Own many mid-game speakers or a few end-game speakers.


After I got hooked into this hobby I started to have a small collection of speakers each in the $5k-$10k ranges that have various tonal quality and unique characters from each other. It doesn’t feel one speaker is absolutely better than another and they all have their own personalities, and I quite enjoy these diversity for different type of music I listen to (or hearing the same music expressed very differently which is always fun) and I’m always tempted to add more, for example, I recently get excited about Klipsch and want to try their horns which I do not have had any experience of.

But, these things quickly add up and could become endless pursuit, especially consider speakers differ not just in response curves but also in dynamic, decay, sound stage and details that are all hard to emulate with software. I’m trying to limit the max spending I have on speakers. I’m wondering what’s the perspective of upgrading v.s. buying into more diversity in this game. A few questions I have for you is, say you have $60k in budget on speakers new/used and you have infinite rooms (no amp/source), how would you allocate it (from buying 5000 Homepod Minis to one B&W nautilus) and why?
bwang29
This is a tough call.  I have two pairs of speakers I am perpetually swapping between.  I just had a blogger over to discuss systems and he is in sort of the same place.  

He is looking at upgrading to MBLs which are such cool speakers but would miss "cone and dome" sound on occasion.  His view was one big time speaker (like MBLs) and some less expensive speakers that deliver different sound.  

It's an approach.  One comment he made was that with two large speakers (MBL and say Magico) he would never swap because they are just too heavy.  

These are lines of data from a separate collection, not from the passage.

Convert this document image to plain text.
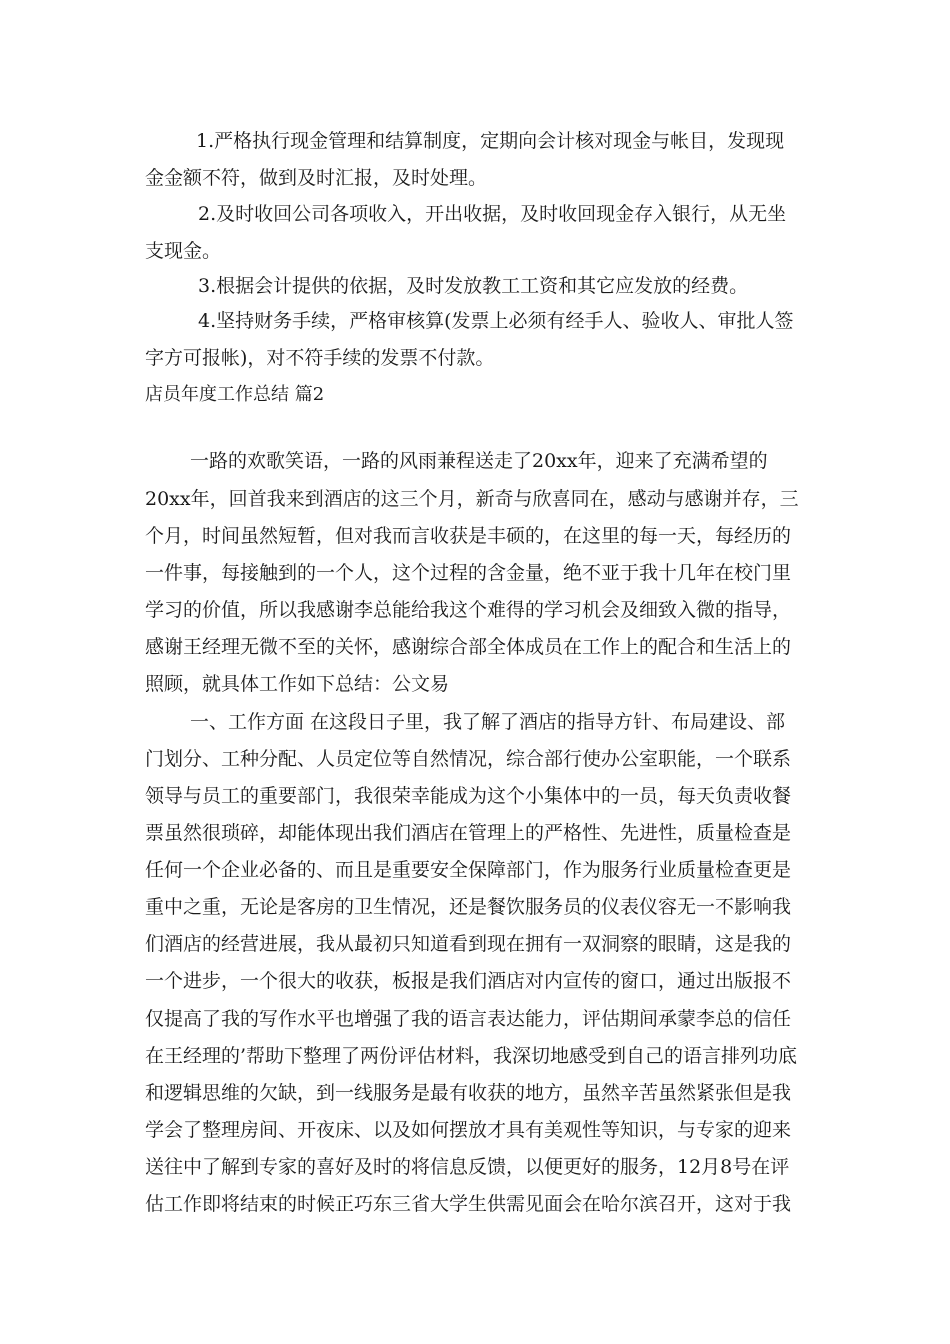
1.严格执行现金管理和结算制度，定期向会计核对现金与帐目，发现现
金金额不符，做到及时汇报，及时处理。
2.及时收回公司各项收入，开出收据，及时收回现金存入银行，从无坐
支现金。
3.根据会计提供的依据，及时发放教工工资和其它应发放的经费。
4.坚持财务手续，严格审核算(发票上必须有经手人、验收人、审批人签
字方可报帐)，对不符手续的发票不付款。
店员年度工作总结 篇2
一路的欢歌笑语，一路的风雨兼程送走了20xx年，迎来了充满希望的
20xx年，回首我来到酒店的这三个月，新奇与欣喜同在，感动与感谢并存，三
个月，时间虽然短暂，但对我而言收获是丰硕的，在这里的每一天，每经历的
一件事，每接触到的一个人，这个过程的含金量，绝不亚于我十几年在校门里
学习的价值，所以我感谢李总能给我这个难得的学习机会及细致入微的指导，
感谢王经理无微不至的关怀，感谢综合部全体成员在工作上的配合和生活上的
照顾，就具体工作如下总结：公文易
一、工作方面 在这段日子里，我了解了酒店的指导方针、布局建设、部
门划分、工种分配、人员定位等自然情况，综合部行使办公室职能，一个联系
领导与员工的重要部门，我很荣幸能成为这个小集体中的一员，每天负责收餐
票虽然很琐碎，却能体现出我们酒店在管理上的严格性、先进性，质量检查是
任何一个企业必备的、而且是重要安全保障部门，作为服务行业质量检查更是
重中之重，无论是客房的卫生情况，还是餐饮服务员的仪表仪容无一不影响我
们酒店的经营进展，我从最初只知道看到现在拥有一双洞察的眼睛，这是我的
一个进步，一个很大的收获，板报是我们酒店对内宣传的窗口，通过出版报不
仅提高了我的写作水平也增强了我的语言表达能力，评估期间承蒙李总的信任
在王经理的’帮助下整理了两份评估材料，我深切地感受到自己的语言排列功底
和逻辑思维的欠缺，到一线服务是最有收获的地方，虽然辛苦虽然紧张但是我
学会了整理房间、开夜床、以及如何摆放才具有美观性等知识，与专家的迎来
送往中了解到专家的喜好及时的将信息反馈，以便更好的服务，12月8号在评
估工作即将结束的时候正巧东三省大学生供需见面会在哈尔滨召开，这对于我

no right or wrong approach. it’s a hobby and there are no rules........except being true to the music reference in your mind.

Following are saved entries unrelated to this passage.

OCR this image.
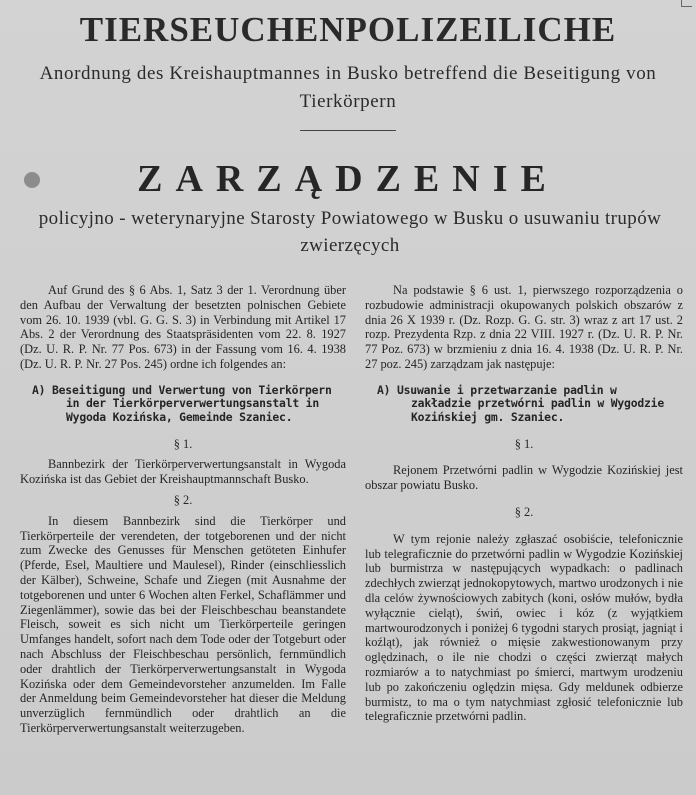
TIERSEUCHENPOLIZEILICHE
Anordnung des Kreishauptmannes in Busko betreffend die Beseitigung von Tierkörpern
ZARZĄDZENIE
policyjno - weterynaryjne Starosty Powiatowego w Busku o usuwaniu trupów zwierzęcych

Auf Grund des § 6 Abs. 1, Satz 3 der 1. Verordnung über den Aufbau der Verwaltung der besetzten polnischen Gebiete vom 26. 10. 1939 (vbl. G. G. S. 3) in Verbindung mit Artikel 17 Abs. 2 der Verordnung des Staatspräsidenten vom 22. 8. 1927 (Dz. U. R. P. Nr. 77 Pos. 673) in der Fassung vom 16. 4. 1938 (Dz. U. R. P. Nr. 27 Pos. 245) ordne ich folgendes an:

A) Beseitigung und Verwertung von Tierkörpern in der Tierkörperverwertungsanstalt in Wygoda Kozińska, Gemeinde Szaniec.

§ 1.

Bannbezirk der Tierkörperverwertungsanstalt in Wygoda Kozińska ist das Gebiet der Kreishauptmannschaft Busko.

§ 2.

In diesem Bannbezirk sind die Tierkörper und Tierkörperteile der verendeten, der totgeborenen und der nicht zum Zwecke des Genusses für Menschen getöteten Einhufer (Pferde, Esel, Maultiere und Maulesel), Rinder (einschliesslich der Kälber), Schweine, Schafe und Ziegen (mit Ausnahme der totgeborenen und unter 6 Wochen alten Ferkel, Schaflämmer und Ziegenlämmer), sowie das bei der Fleischbeschau beanstandete Fleisch, soweit es sich nicht um Tierkörperteile geringen Umfanges handelt, sofort nach dem Tode oder der Totgeburt oder nach Abschluss der Fleischbeschau persönlich, fernmündlich oder drahtlich der Tierkörperverwertungsanstalt in Wygoda Kozińska oder dem Gemeindevorsteher anzumelden. Im Falle der Anmeldung beim Gemeindevorsteher hat dieser die Meldung unverzüglich fernmündlich oder drahtlich an die Tierkörperverwertungsanstalt weiterzugeben.

Na podstawie § 6 ust. 1, pierwszego rozporządzenia o rozbudowie administracji okupowanych polskich obszarów z dnia 26 X 1939 r. (Dz. Rozp. G. G. str. 3) wraz z art 17 ust. 2 rozp. Prezydenta Rzp. z dnia 22 VIII. 1927 r. (Dz. U. R. P. Nr. 77 Poz. 673) w brzmieniu z dnia 16. 4. 1938 (Dz. U. R. P. Nr. 27 poz. 245) zarządzam jak następuje:

A) Usuwanie i przetwarzanie padlin w zakładzie przetwórni padlin w Wygodzie Kozińskiej gm. Szaniec.

§ 1.

Rejonem Przetwórni padlin w Wygodzie Kozińskiej jest obszar powiatu Busko.

§ 2.

W tym rejonie należy zgłaszać osobiście, telefonicznie lub telegraficznie do przetwórni padlin w Wygodzie Kozińskiej lub burmistrza w następujących wypadkach: o padlinach zdechłych zwierząt jednokopytowych, martwo urodzonych i nie dla celów żywnościowych zabitych (koni, osłów mułów, bydła wyłącznie cieląt), świń, owiec i kóz (z wyjątkiem martwourodzonych i poniżej 6 tygodni starych prosiąt, jagniąt i koźląt), jak również o mięsie zakwestionowanym przy oględzinach, o ile nie chodzi o części zwierząt małych rozmiarów a to natychmiast po śmierci, martwym urodzeniu lub po zakończeniu oględzin mięsa. Gdy meldunek odbierze burmistz, to ma o tym natychmiast zgłosić telefonicznie lub telegraficznie przetwórni padlin.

personally i view optimizing my music playback reference efforts start with getting the best single speaker system i can that is properly sized for the room i have, and then working to get that speaker system to be it’s best.

i happen to purchase a twin tower fairly expensive speaker system. this was after 17-18 years of serious listening in a dedicated room, and visits to many rooms and audio shows. so it was not a casual decision. i’m not techie enough to attempt a DIY approach, and have no reason to doubt it’s validity to attain high performance. i'm skeptical but open minded that a much less expensive speaker system could compete head to head. it could happen.

my personal view is that the room<->speaker relationship is so intertwined and synergistic that having multiple speaker systems used in the same room would be an anchor holding you back, and in no way a positive. unless it’s a test or trial period. but not as a permanent approach. but that is just my own opinion.

if you want to have multiples of things to play around with in a single room, then it should be amps or turntables or something not as set-up critical as speakers. it can take years to get speakers to be their best. and until the room<->speaker room synergy reaches maturity you have no way to really know what the speaker can do.
Errr, hype=hyperbole=exaggeration=something that, by definition, you shouldn't believe.  Jus' sayin'.
I'd want to mix it up with at least 3 different genres of speakers. First, a set of panel dipoles, Magnepan 20.7 or 30.7. No box can ever offer the spaciousness of a panel. Next I'd go for a mid-size full range with great dynamics, Wilson Yvette or a Focal, Revel Ultima, there are tons of $25-30k range that are incredible. Finally, I'd want a pair of mini monitors like a KEF, B&W, or Harbeth. Shortlisted would be a horn based design, Klipsch, or vintage Altec 604-8G in a 6ft3 cabinet, maybe - if I had a proper tube amp to drive them.